Lorenzo Meyer
Enero 24, 2022
En teoría el cimiento de las ramas ejecutiva y legislativa de un sistema político se encuentra en el voto ciudadano, pero no la del tercero –el sistema judicial y sus afines, los organismos autónomos del Estado. ¿Cuál es realmente la base de entes como el Instituto Nacional Electoral (INE)?
La capacidad de limitar el poder de los gobernantes para evitar arbitrariedades es un asunto que ha preocupado a súbditos y ciudadanos desde el origen mismo de la política, como puede verse, por ejemplo, en el poema sumerio del rey Gilgamesh de Uruk (circa 2750 a.c.). En la época moderna Luis IV creyó resolverlo a su favor de manera simple y contundente cuando en el siglo XVII –se supone– declaró: “El Estado soy yo”. La real propuesta llevó al sucesor a la guillotina. Soluciones más acordes a los tiempos las propusieron Rousseau o Montesquieu.
Juan Jacobo Rousseau, el suizo radical, en 1762 sostuvo que la única forma democrática de encontrar y hacer efectivo el “interés general” de un país era contar con una autoridad central fuerte pero controlada por un mecanismo democrático incuestionable: la consulta directa y sistemática de la voluntad de la mayoría ciudadanía, mayoría –y esto es fundamental– que debía guiarse por una fuerte moral colectiva. Esa voluntad que la autoridad formal simplemente no podía desobedecer debía expresarse directamente sin la intermediación de partidos o grupos. Así, el control del gobernante lo ejercerían directamente los ciudadanos constituidos en asamblea.
En contraste, tres lustros antes (1748) y tras haber observado el modelo político inglés, el barón de Montesquieu había propuesto una solución más práctica y novedosa: la ahora muy común división y balance de poder dentro de la propia estructura de gobierno, requisito para la existencia de un gobierno a la vez legítimo y responsable.
Montesquieu propuso el balance entre el rey y el parlamento, entre el ejecutivo, el legislativo más un tercer poder que hoy llamamos judicial. Sin embargo, el pensador francés no fue muy claro respecto de la naturaleza de este tercer ente y cuyo papel también es desempeñado hoy por los llamados organismos autónomos del Estado.

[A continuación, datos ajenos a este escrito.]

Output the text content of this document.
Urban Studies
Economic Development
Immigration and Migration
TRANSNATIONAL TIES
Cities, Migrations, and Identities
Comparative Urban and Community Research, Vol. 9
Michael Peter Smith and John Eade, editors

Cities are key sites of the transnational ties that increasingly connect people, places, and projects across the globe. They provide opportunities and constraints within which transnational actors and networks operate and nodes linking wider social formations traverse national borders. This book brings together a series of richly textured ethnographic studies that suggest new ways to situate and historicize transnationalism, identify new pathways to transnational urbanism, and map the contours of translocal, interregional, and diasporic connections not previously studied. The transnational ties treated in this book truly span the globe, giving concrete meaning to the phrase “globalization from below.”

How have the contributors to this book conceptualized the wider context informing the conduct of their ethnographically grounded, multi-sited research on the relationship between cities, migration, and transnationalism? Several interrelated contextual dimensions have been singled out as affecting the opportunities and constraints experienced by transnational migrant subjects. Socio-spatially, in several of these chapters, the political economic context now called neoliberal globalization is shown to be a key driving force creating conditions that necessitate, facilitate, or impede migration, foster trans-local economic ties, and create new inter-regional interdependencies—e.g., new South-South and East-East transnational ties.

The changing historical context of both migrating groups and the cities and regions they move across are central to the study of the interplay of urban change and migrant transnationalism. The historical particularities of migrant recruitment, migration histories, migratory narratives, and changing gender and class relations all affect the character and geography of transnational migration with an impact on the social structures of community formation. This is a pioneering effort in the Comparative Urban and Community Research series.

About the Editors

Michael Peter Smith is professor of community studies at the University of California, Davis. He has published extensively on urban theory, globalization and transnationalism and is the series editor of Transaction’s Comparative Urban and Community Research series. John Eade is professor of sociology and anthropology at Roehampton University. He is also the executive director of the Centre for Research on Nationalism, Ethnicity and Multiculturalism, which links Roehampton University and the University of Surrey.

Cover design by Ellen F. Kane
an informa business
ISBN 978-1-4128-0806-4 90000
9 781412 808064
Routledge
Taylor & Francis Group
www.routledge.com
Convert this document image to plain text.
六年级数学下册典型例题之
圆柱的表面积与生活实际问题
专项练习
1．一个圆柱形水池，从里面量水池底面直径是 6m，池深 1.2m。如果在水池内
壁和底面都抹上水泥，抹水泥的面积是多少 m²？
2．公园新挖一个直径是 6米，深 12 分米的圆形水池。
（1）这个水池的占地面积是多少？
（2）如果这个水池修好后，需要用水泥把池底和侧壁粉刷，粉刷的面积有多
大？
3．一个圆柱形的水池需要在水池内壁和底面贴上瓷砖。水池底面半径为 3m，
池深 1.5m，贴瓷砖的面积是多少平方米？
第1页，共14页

Para el teórico francés, el tercer poder era “nulo” en el sentido de no contar con una fuerza propia como la burocracia y el ejército al mando del ejecutivo o el control sobre los impuestos del legislativo. En esas condiciones, estaba destinado a depender del apoyo de los dos primeros y de su capacidad para acumular y sostener un prestigio basado en la calidad de sus decisiones, la claridad de sus juicios y de la buena fama de sus miembros como personas sabias, honradas y justas.
Si se acepta que en el esquema de la división de atribuciones el conjunto de organismos del Estado autónomos e independientes se asimila, por su naturaleza, a la misma especie que el sistema judicial. Entonces la autoridad del INE y entes similares (el Banco de México, la CNDH, etc.) tiene como fuente el contrapeso de los otros poderes, incluidos los fácticos, pero también algo intangible: su prestigio como fundamentos de decisiones percibidas como justas y de calidad y de trayectorias de su personal y que puedan servir de escudo moral en caso de tener que enfrentar directamente a presidentes, gobernadores, legisladores, partidos políticos y dominios fácticos (empresarios, medios, iglesias, etc.).
En el caso de nuestro país el problema es que hasta el momento ni la larga historia del aparato judicial o la relativamente corta de los organismos autónomos ha generado ese prestigio como justos, sabios y honestos que necesitan para acumular la fuerza moral que les permita generar el respaldo ciudadano necesario para desempeñar con efectividad el papel que en teoría les corresponde: defensores del “interés general”.